Norris and Parmelee intended to use this innovative new material in the manufacture of waterproof boots broadly similar to Wellington’s, among other things.
The boots and the other products being produced by Hunter - then still under the moniker the North British Rubber Company - sold well, and by 1875, the company had expanded from just four employees to 600. Norris was succeeded by William Erskine Bartlett, who invented the design still largely used today for car tyres. Hunter sold the patent to Dunlop for the veritable fortune of $973,000, securing the company’s finances and allowing them to focus their efforts on boots for the foreseeable future.
The welly’s identity as a British institution was solidified by its role in both World Wars, as it helped British soldiers cope with muddy, flooded conditions in the trenches. World War I saw Hunter produce over one million boots for the war effort. The firm were asked to expand their remit in WWII, manufacturing gas masks and life belts, as well as boots. In both conflicts, the hard-wearing, waterproof boots were said to be the envy of the enemy, and a contributory factor in the eventual Allied victory.
After the war, many soldiers wore their boots home and with rationing limiting family finances, many opted to simply keep wearing them, leading to a widespread increase in popularity. It was around this time that Hunter refined the design to close to what we know today, introducing a roomier, rounded toe box.
Then, in late 1955, came the moment that has arguably defined the company since.
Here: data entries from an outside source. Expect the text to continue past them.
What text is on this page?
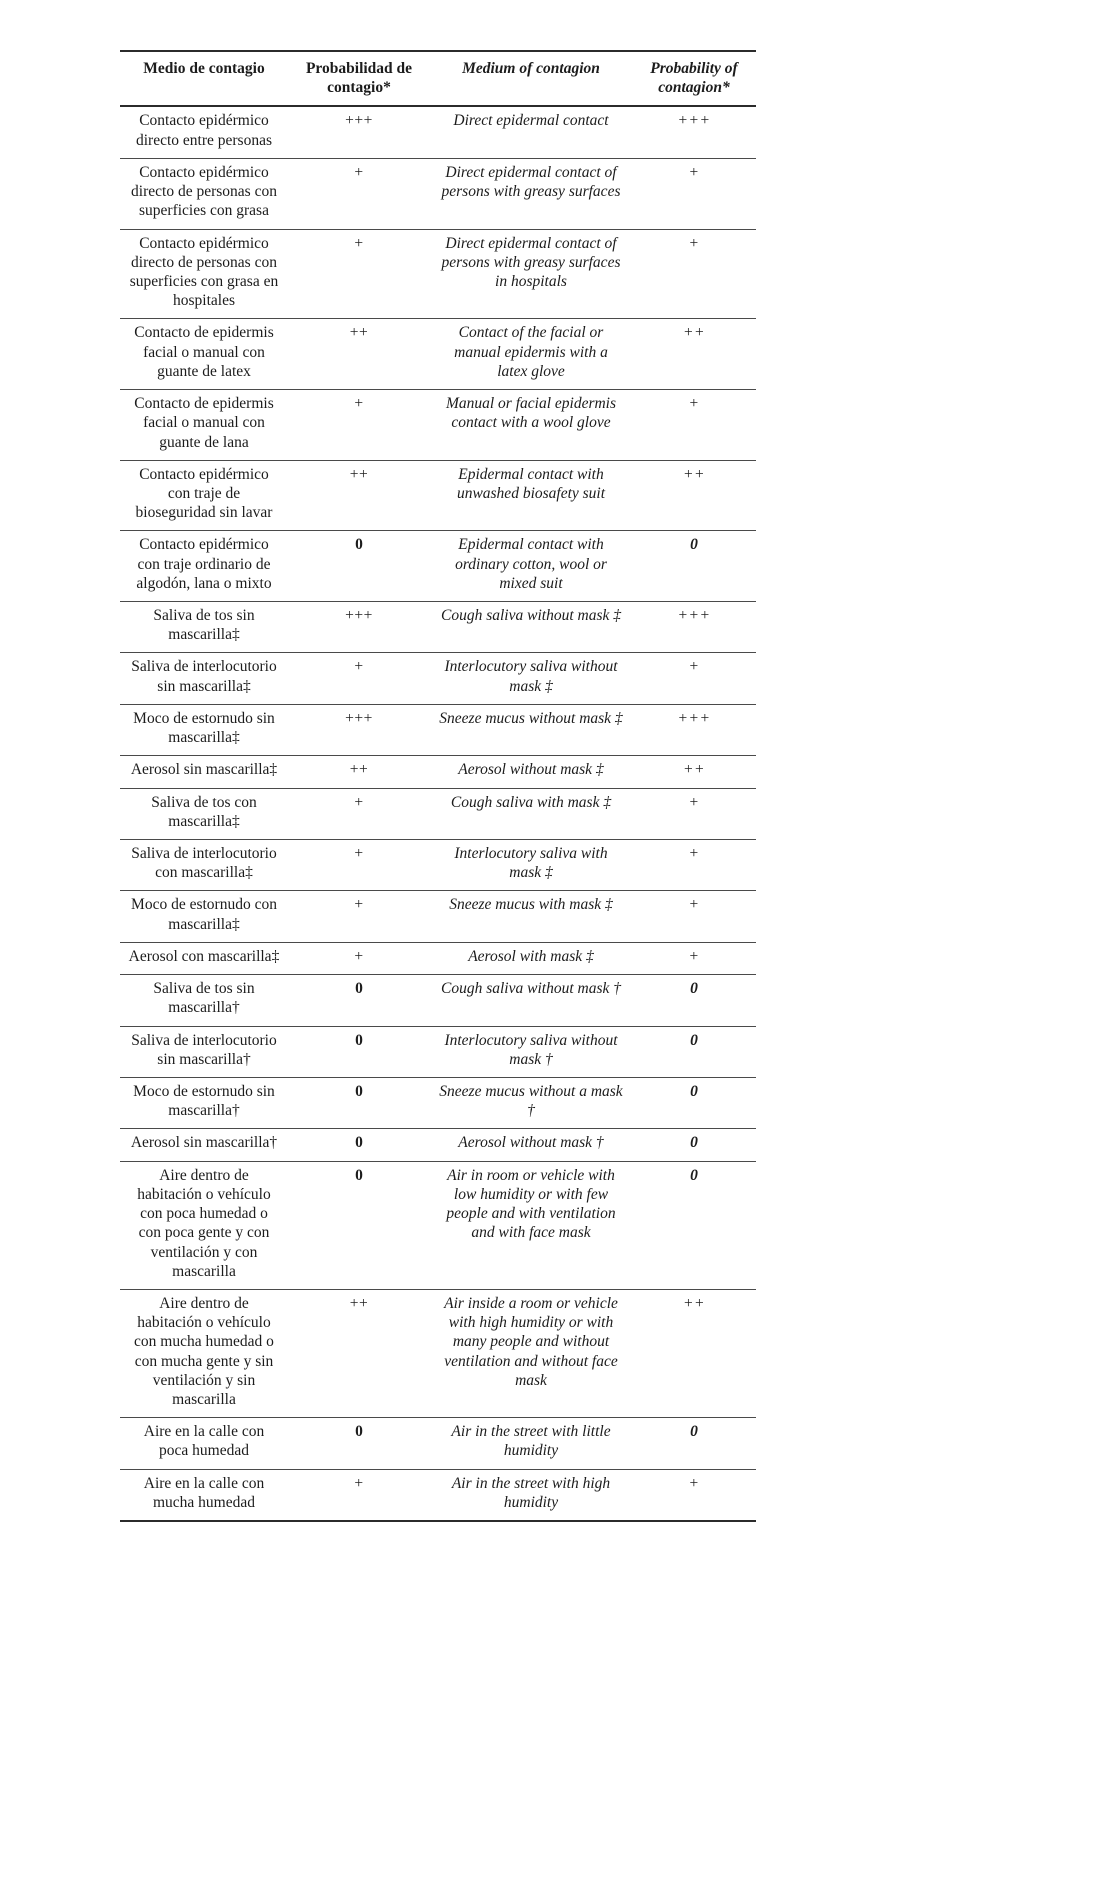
Medio de contagio	Probabilidad de contagio*	Medium of contagion	Probability of contagion*
Contacto epidérmico directo entre personas	+++	Direct epidermal contact	+++
Contacto epidérmico directo de personas con superficies con grasa	+	Direct epidermal contact of persons with greasy surfaces	+
Contacto epidérmico directo de personas con superficies con grasa en hospitales	+	Direct epidermal contact of persons with greasy surfaces in hospitals	+
Contacto de epidermis facial o manual con guante de latex	++	Contact of the facial or manual epidermis with a latex glove	++
Contacto de epidermis facial o manual con guante de lana	+	Manual or facial epidermis contact with a wool glove	+
Contacto epidérmico con traje de bioseguridad sin lavar	++	Epidermal contact with unwashed biosafety suit	++
Contacto epidérmico con traje ordinario de algodón, lana o mixto	0	Epidermal contact with ordinary cotton, wool or mixed suit	0
Saliva de tos sin mascarilla‡	+++	Cough saliva without mask ‡	+++
Saliva de interlocutorio sin mascarilla‡	+	Interlocutory saliva without mask ‡	+
Moco de estornudo sin mascarilla‡	+++	Sneeze mucus without mask ‡	+++
Aerosol sin mascarilla‡	++	Aerosol without mask ‡	++
Saliva de tos con mascarilla‡	+	Cough saliva with mask ‡	+
Saliva de interlocutorio con mascarilla‡	+	Interlocutory saliva with mask ‡	+
Moco de estornudo con mascarilla‡	+	Sneeze mucus with mask ‡	+
Aerosol con mascarilla‡	+	Aerosol with mask ‡	+
Saliva de tos sin mascarilla†	0	Cough saliva without mask †	0
Saliva de interlocutorio sin mascarilla†	0	Interlocutory saliva without mask †	0
Moco de estornudo sin mascarilla†	0	Sneeze mucus without a mask †	0
Aerosol sin mascarilla†	0	Aerosol without mask †	0
Aire dentro de habitación o vehículo con poca humedad o con poca gente y con ventilación y con mascarilla	0	Air in room or vehicle with low humidity or with few people and with ventilation and with face mask	0
Aire dentro de habitación o vehículo con mucha humedad o con mucha gente y sin ventilación y sin mascarilla	++	Air inside a room or vehicle with high humidity or with many people and without ventilation and without face mask	++
Aire en la calle con poca humedad	0	Air in the street with little humidity	0
Aire en la calle con mucha humedad	+	Air in the street with high humidity	+
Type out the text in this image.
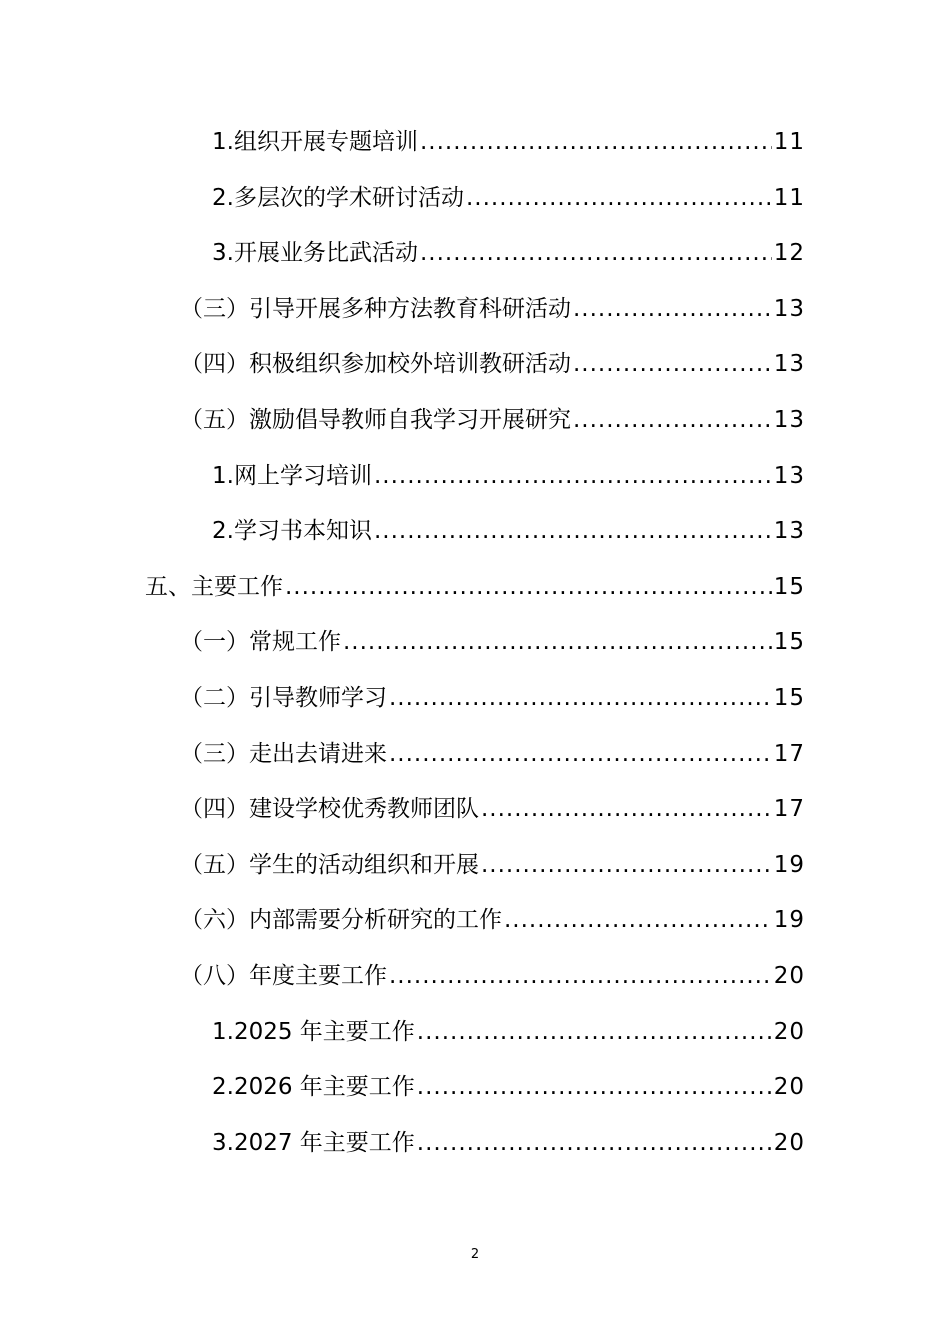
1.组织开展专题培训 .....	11
2.多层次的学术研讨活动 .....	11
3.开展业务比武活动 .....	12
（三）引导开展多种方法教育科研活动 .....	13
（四）积极组织参加校外培训教研活动 .....	13
（五）激励倡导教师自我学习开展研究 .....	13
1.网上学习培训 .....	13
2.学习书本知识 .....	13
五、主要工作 .....	15
（一）常规工作 .....	15
（二）引导教师学习 .....	15
（三）走出去请进来 .....	17
（四）建设学校优秀教师团队 .....	17
（五）学生的活动组织和开展 .....	19
（六）内部需要分析研究的工作 .....	19
（八）年度主要工作 .....	20
1.2025 年主要工作 .....	20
2.2026 年主要工作 .....	20
3.2027 年主要工作 .....	20
2
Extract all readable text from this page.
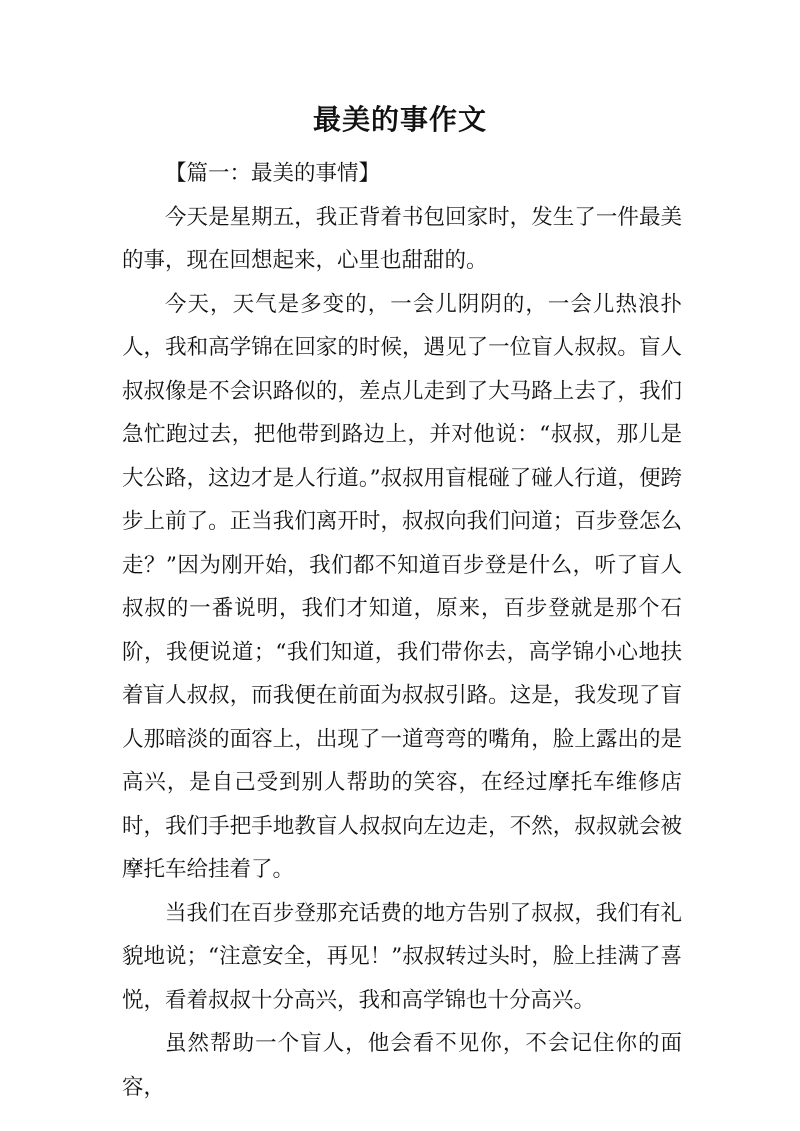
最美的事作文

【篇一：最美的事情】

今天是星期五，我正背着书包回家时，发生了一件最美的事，现在回想起来，心里也甜甜的。

今天，天气是多变的，一会儿阴阴的，一会儿热浪扑人，我和高学锦在回家的时候，遇见了一位盲人叔叔。盲人叔叔像是不会识路似的，差点儿走到了大马路上去了，我们急忙跑过去，把他带到路边上，并对他说：“叔叔，那儿是大公路，这边才是人行道。”叔叔用盲棍碰了碰人行道，便跨步上前了。正当我们离开时，叔叔向我们问道；百步登怎么走？”因为刚开始，我们都不知道百步登是什么，听了盲人叔叔的一番说明，我们才知道，原来，百步登就是那个石阶，我便说道；“我们知道，我们带你去，高学锦小心地扶着盲人叔叔，而我便在前面为叔叔引路。这是，我发现了盲人那暗淡的面容上，出现了一道弯弯的嘴角，脸上露出的是高兴，是自己受到别人帮助的笑容，在经过摩托车维修店时，我们手把手地教盲人叔叔向左边走，不然，叔叔就会被摩托车给挂着了。

当我们在百步登那充话费的地方告别了叔叔，我们有礼貌地说；“注意安全，再见！”叔叔转过头时，脸上挂满了喜悦，看着叔叔十分高兴，我和高学锦也十分高兴。

虽然帮助一个盲人，他会看不见你，不会记住你的面容，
With demand rising unabated and competition beginning to appear, comfort was paramount. Hunter introduced a tall, green wellington boot, designed with an orthopaedic purpose in mind. It would go on to become the best selling welly in the world. On the back of the green boot, the company won two Royal Warrants by Appointment as waterproof footwear suppliers to HM The Queen and HRH The Duke of Edinburgh.
Despite several changes in ownership since, Hunter have simply gone from strength to strength, remaining the first name in rubber wellies. Since the turn of the millennia, the company has introduced a range of variations on the Original welly design.